Would you be touring regularly?

I'd disagree with this. My tourer that was written off was surprisingly quick. A few of my strava segments had me posting my best times on it with flat pedals, rather than my road bike with spd-sls.

I replaced it with an Edinburgh bike cx bike, with disc brakes and I cannot quite make up my mind about it. It is definitely slower. Fitting slicks might help, but for commuting I tend to think the traveller was better.
 
I'd disagree with this. My tourer that was written off was surprisingly quick. A few of my strava segments had me posting my best times on it with flat pedals, rather than my road bike with spd-sls.
agreed.

Tourers tend to be heavier, not necessarily slower. There was an time on our world tour early on when we were in northern Ireland when I was caught by a Sunday morning club ride. They were impressed with the speed I was holding, but what it took out of them to catch and keep up with my husband was more fun to watch.
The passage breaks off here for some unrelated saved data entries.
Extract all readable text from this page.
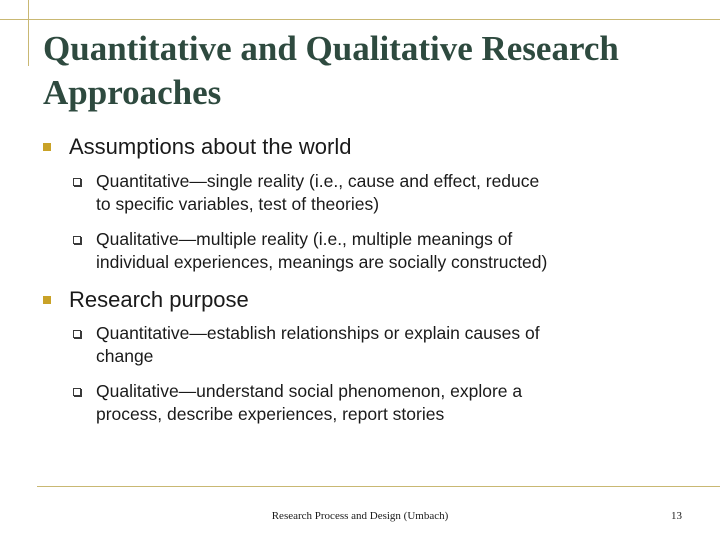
Quantitative and Qualitative Research
Approaches
Assumptions about the world
Quantitative—single reality (i.e., cause and effect, reduce
to specific variables, test of theories)
Qualitative—multiple reality (i.e., multiple meanings of
individual experiences, meanings are socially constructed)
Research purpose
Quantitative—establish relationships or explain causes of
change
Qualitative—understand social phenomenon, explore a
process, describe experiences, report stories
Research Process and Design (Umbach)	13
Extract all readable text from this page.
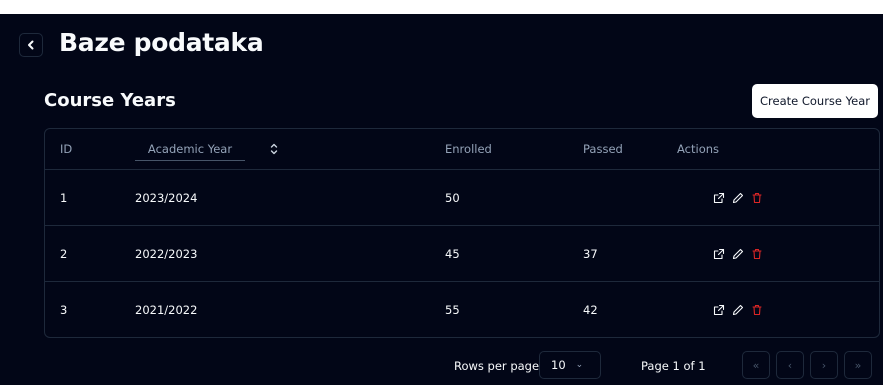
Baze podataka
Course Years	Create Course Year
ID	Academic Year	Enrolled	Passed	Actions
1	2023/2024	50
2	2022/2023	45	37
3	2021/2022	55	42
Rows per page 10 ⌄	Page 1 of 1	«	‹	›	»
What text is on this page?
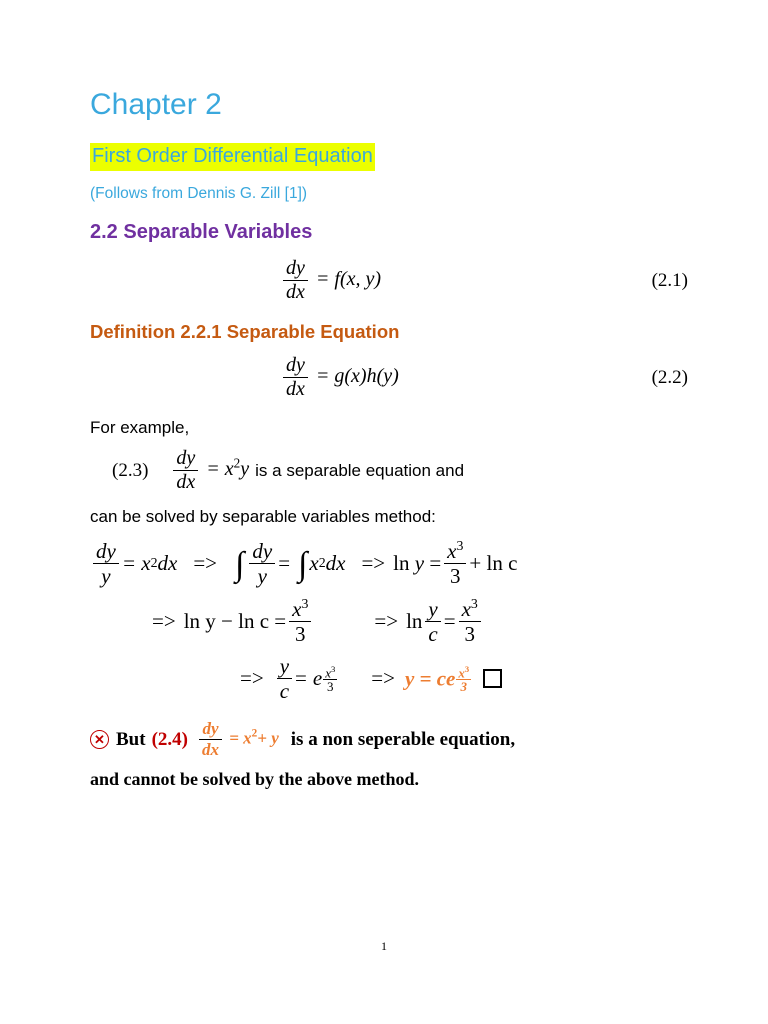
Chapter 2
First Order Differential Equation
(Follows from Dennis G. Zill [1])
2.2 Separable Variables
$\frac{dy}{dx} = f(x$, y)	(2.1)
Definition 2.2.1 Separable Equation
$\frac{dy}{dx} = g(x)h(y)$	(2.2)
For example,
$(2.3) \frac{dy}{dx} = x^2y$ is a separable equation and
can be solved by separable variables method:
$\frac{dy}{y} = x$ 2 dx => ∫ $\frac{dy}{y}$ = ∫ x 2 dx => $\ln y = \frac{x^3}{3} + \ln c$
=> $\ln y - \ln c = \frac{x^3}{3}$	=> $\ln \frac{y}{c} = \frac{x^3}{3}$
=> $\frac{y}{c} = e \frac{x^3}{3} => y$ = ce $\frac{x^3}{3}$
✕ But $(2.4) \frac{dy}{dx} = x^2+ y$ is a non seperable equation,
and cannot be solved by the above method.
1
He was on a 22kg expedition bike with enough kit to cycle around the world. We never met anyone even in eastern Europe who could lift his bike. They took the best part of 5 minutes to closer the gap between myself and my husband which was probably no more than 200m. When they caught him up, they actually asked him if he was on an electric bike. He kept with them until he realised I had dropped out of sight completely.

They are just slower to get going. Holding a decent speed on them is not difficult once you get going.